Edgerton points out that in about 15 years, the U.S. will have a non-white majority in its population. “If we do this right, we will see diverse leadership in every industry, representative of all the people that we have in the country at the proportion that we have them,” he says. “What I expect to see is a natural number or proportion of people represented in all areas, especially upper management and executive leadership positions.

“That’s how you know that people have truly embraced building an inclusive workplace: They understand the benefit of diversity, equity and inclusion,” Edgerton says. “From an innovation standpoint, I see companies really locking in and utilizing the full potential of their entire workplace.”

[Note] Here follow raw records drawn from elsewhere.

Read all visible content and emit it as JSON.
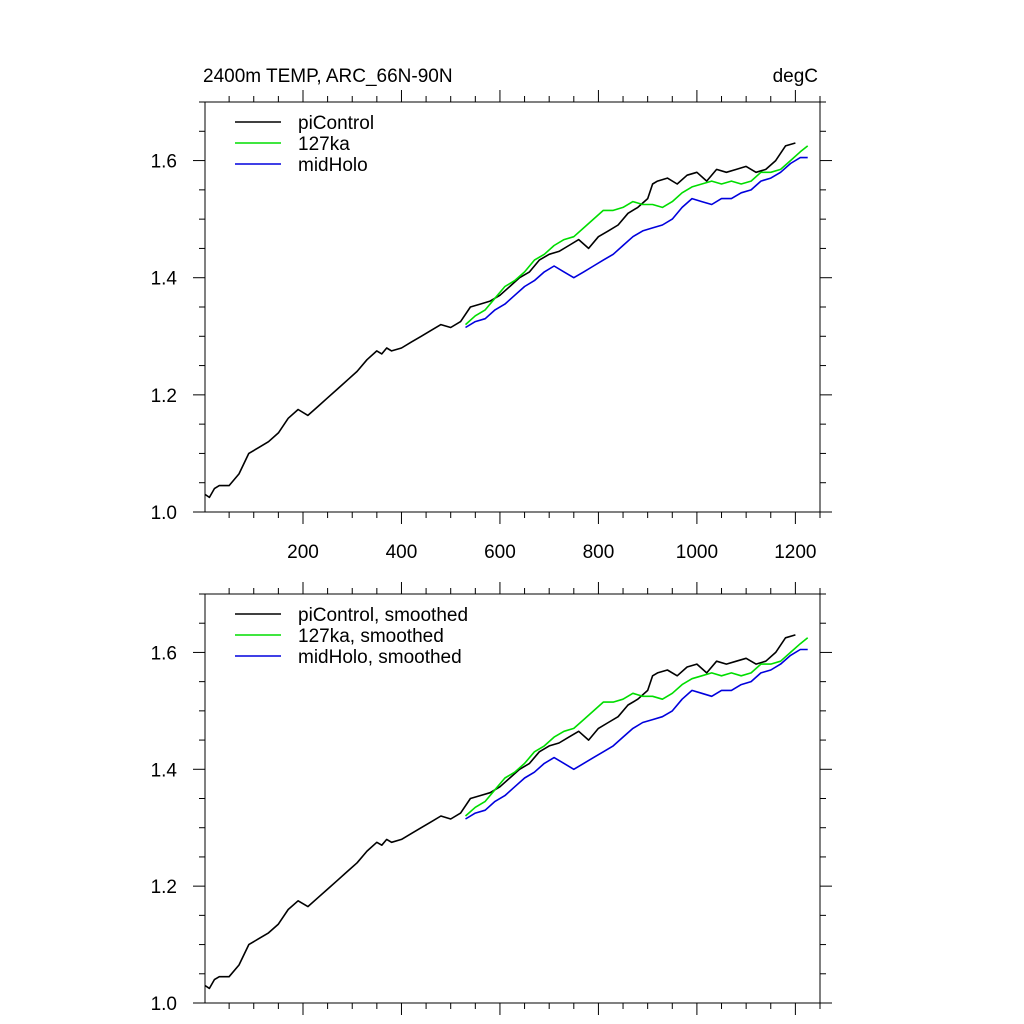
{
  "panels": [
    {
      "title_left": "2400m TEMP, ARC_66N-90N",
      "title_right": "degC",
      "legend": [
        "piControl",
        "127ka",
        "midHolo"
      ]
    },
    {
      "title_left": "",
      "title_right": "",
      "legend": [
        "piControl, smoothed",
        "127ka, smoothed",
        "midHolo, smoothed"
      ]
    }
  ],
  "chart_data": [
    {
      "type": "line",
      "title": "2400m TEMP, ARC_66N-90N",
      "units": "degC",
      "xlim": [
        1,
        1250
      ],
      "ylim": [
        1.0,
        1.7
      ],
      "xticks": [
        200,
        400,
        600,
        800,
        1000,
        1200
      ],
      "xtick_labels": [
        "200",
        "400",
        "600",
        "800",
        "1000",
        "1200"
      ],
      "yticks": [
        1.0,
        1.2,
        1.4,
        1.6
      ],
      "ytick_labels": [
        "1.0",
        "1.2",
        "1.4",
        "1.6"
      ],
      "legend_position": "top-left",
      "series": [
        {
          "name": "piControl",
          "color": "#000000",
          "x": [
            1,
            10,
            20,
            30,
            50,
            70,
            90,
            110,
            130,
            150,
            170,
            190,
            210,
            230,
            250,
            270,
            290,
            310,
            330,
            350,
            360,
            370,
            380,
            400,
            420,
            440,
            460,
            480,
            500,
            520,
            540,
            560,
            580,
            600,
            620,
            640,
            660,
            680,
            700,
            720,
            740,
            760,
            780,
            800,
            820,
            840,
            860,
            880,
            900,
            910,
            920,
            940,
            960,
            980,
            1000,
            1020,
            1040,
            1060,
            1080,
            1100,
            1120,
            1140,
            1160,
            1180,
            1200
          ],
          "y": [
            1.03,
            1.025,
            1.04,
            1.045,
            1.045,
            1.065,
            1.1,
            1.11,
            1.12,
            1.135,
            1.16,
            1.175,
            1.165,
            1.18,
            1.195,
            1.21,
            1.225,
            1.24,
            1.26,
            1.275,
            1.27,
            1.28,
            1.275,
            1.28,
            1.29,
            1.3,
            1.31,
            1.32,
            1.315,
            1.325,
            1.35,
            1.355,
            1.36,
            1.37,
            1.385,
            1.4,
            1.41,
            1.43,
            1.44,
            1.445,
            1.455,
            1.465,
            1.45,
            1.47,
            1.48,
            1.49,
            1.51,
            1.52,
            1.535,
            1.56,
            1.565,
            1.57,
            1.56,
            1.575,
            1.58,
            1.565,
            1.585,
            1.58,
            1.585,
            1.59,
            1.58,
            1.585,
            1.6,
            1.625,
            1.63
          ]
        },
        {
          "name": "127ka",
          "color": "#00dd00",
          "x": [
            530,
            550,
            570,
            590,
            610,
            630,
            650,
            670,
            690,
            710,
            730,
            750,
            770,
            790,
            810,
            830,
            850,
            870,
            890,
            910,
            930,
            950,
            970,
            990,
            1010,
            1030,
            1050,
            1070,
            1090,
            1110,
            1130,
            1150,
            1170,
            1190,
            1210,
            1225
          ],
          "y": [
            1.32,
            1.335,
            1.345,
            1.365,
            1.385,
            1.395,
            1.41,
            1.43,
            1.44,
            1.455,
            1.465,
            1.47,
            1.485,
            1.5,
            1.515,
            1.515,
            1.52,
            1.53,
            1.525,
            1.525,
            1.52,
            1.53,
            1.545,
            1.555,
            1.56,
            1.565,
            1.56,
            1.565,
            1.56,
            1.565,
            1.58,
            1.58,
            1.585,
            1.6,
            1.615,
            1.625
          ]
        },
        {
          "name": "midHolo",
          "color": "#0000dd",
          "x": [
            530,
            550,
            570,
            590,
            610,
            630,
            650,
            670,
            690,
            710,
            730,
            750,
            770,
            790,
            810,
            830,
            850,
            870,
            890,
            910,
            930,
            950,
            970,
            990,
            1010,
            1030,
            1050,
            1070,
            1090,
            1110,
            1130,
            1150,
            1170,
            1190,
            1210,
            1225
          ],
          "y": [
            1.315,
            1.325,
            1.33,
            1.345,
            1.355,
            1.37,
            1.385,
            1.395,
            1.41,
            1.42,
            1.41,
            1.4,
            1.41,
            1.42,
            1.43,
            1.44,
            1.455,
            1.47,
            1.48,
            1.485,
            1.49,
            1.5,
            1.52,
            1.535,
            1.53,
            1.525,
            1.535,
            1.535,
            1.545,
            1.55,
            1.565,
            1.57,
            1.58,
            1.595,
            1.605,
            1.605
          ]
        }
      ]
    },
    {
      "type": "line",
      "title": "",
      "xlim": [
        1,
        1250
      ],
      "ylim": [
        1.0,
        1.7
      ],
      "xticks": [
        200,
        400,
        600,
        800,
        1000,
        1200
      ],
      "yticks": [
        1.0,
        1.2,
        1.4,
        1.6
      ],
      "ytick_labels": [
        "1.0",
        "1.2",
        "1.4",
        "1.6"
      ],
      "legend_position": "top-left",
      "series": [
        {
          "name": "piControl, smoothed",
          "color": "#000000",
          "x": [
            1,
            10,
            20,
            30,
            50,
            70,
            90,
            110,
            130,
            150,
            170,
            190,
            210,
            230,
            250,
            270,
            290,
            310,
            330,
            350,
            360,
            370,
            380,
            400,
            420,
            440,
            460,
            480,
            500,
            520,
            540,
            560,
            580,
            600,
            620,
            640,
            660,
            680,
            700,
            720,
            740,
            760,
            780,
            800,
            820,
            840,
            860,
            880,
            900,
            910,
            920,
            940,
            960,
            980,
            1000,
            1020,
            1040,
            1060,
            1080,
            1100,
            1120,
            1140,
            1160,
            1180,
            1200
          ],
          "y": [
            1.03,
            1.025,
            1.04,
            1.045,
            1.045,
            1.065,
            1.1,
            1.11,
            1.12,
            1.135,
            1.16,
            1.175,
            1.165,
            1.18,
            1.195,
            1.21,
            1.225,
            1.24,
            1.26,
            1.275,
            1.27,
            1.28,
            1.275,
            1.28,
            1.29,
            1.3,
            1.31,
            1.32,
            1.315,
            1.325,
            1.35,
            1.355,
            1.36,
            1.37,
            1.385,
            1.4,
            1.41,
            1.43,
            1.44,
            1.445,
            1.455,
            1.465,
            1.45,
            1.47,
            1.48,
            1.49,
            1.51,
            1.52,
            1.535,
            1.56,
            1.565,
            1.57,
            1.56,
            1.575,
            1.58,
            1.565,
            1.585,
            1.58,
            1.585,
            1.59,
            1.58,
            1.585,
            1.6,
            1.625,
            1.63
          ]
        },
        {
          "name": "127ka, smoothed",
          "color": "#00dd00",
          "x": [
            530,
            550,
            570,
            590,
            610,
            630,
            650,
            670,
            690,
            710,
            730,
            750,
            770,
            790,
            810,
            830,
            850,
            870,
            890,
            910,
            930,
            950,
            970,
            990,
            1010,
            1030,
            1050,
            1070,
            1090,
            1110,
            1130,
            1150,
            1170,
            1190,
            1210,
            1225
          ],
          "y": [
            1.32,
            1.335,
            1.345,
            1.365,
            1.385,
            1.395,
            1.41,
            1.43,
            1.44,
            1.455,
            1.465,
            1.47,
            1.485,
            1.5,
            1.515,
            1.515,
            1.52,
            1.53,
            1.525,
            1.525,
            1.52,
            1.53,
            1.545,
            1.555,
            1.56,
            1.565,
            1.56,
            1.565,
            1.56,
            1.565,
            1.58,
            1.58,
            1.585,
            1.6,
            1.615,
            1.625
          ]
        },
        {
          "name": "midHolo, smoothed",
          "color": "#0000dd",
          "x": [
            530,
            550,
            570,
            590,
            610,
            630,
            650,
            670,
            690,
            710,
            730,
            750,
            770,
            790,
            810,
            830,
            850,
            870,
            890,
            910,
            930,
            950,
            970,
            990,
            1010,
            1030,
            1050,
            1070,
            1090,
            1110,
            1130,
            1150,
            1170,
            1190,
            1210,
            1225
          ],
          "y": [
            1.315,
            1.325,
            1.33,
            1.345,
            1.355,
            1.37,
            1.385,
            1.395,
            1.41,
            1.42,
            1.41,
            1.4,
            1.41,
            1.42,
            1.43,
            1.44,
            1.455,
            1.47,
            1.48,
            1.485,
            1.49,
            1.5,
            1.52,
            1.535,
            1.53,
            1.525,
            1.535,
            1.535,
            1.545,
            1.55,
            1.565,
            1.57,
            1.58,
            1.595,
            1.605,
            1.605
          ]
        }
      ]
    }
  ]
}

Edgerton notes that a company culture must be inclusive first. “Inclusion attracts diversity, not the other way around. People are failing at diversity initiatives now because they have not built the magnet, which is an inclusive workplace. If you know you can go somewhere and be all you can be, regardless of who you are, guess what you would do? You would go there and give it all you have because you know it’s valued,” Edgerton says. “So as companies start to build these inclusive workplaces, they’re building them [as an] engine to attract the diversity, the diversity of thought, the diversity of backgrounds, the diversity of any other dimension of diversity you want to use. They’re building the magnet for that, and the best talent wins.” •

  1. Rooney, Kate & Khorram, Yasmin. “Tech companies say they value diversity, but reports show little change in last six years,” CNBC. June 12, 2020.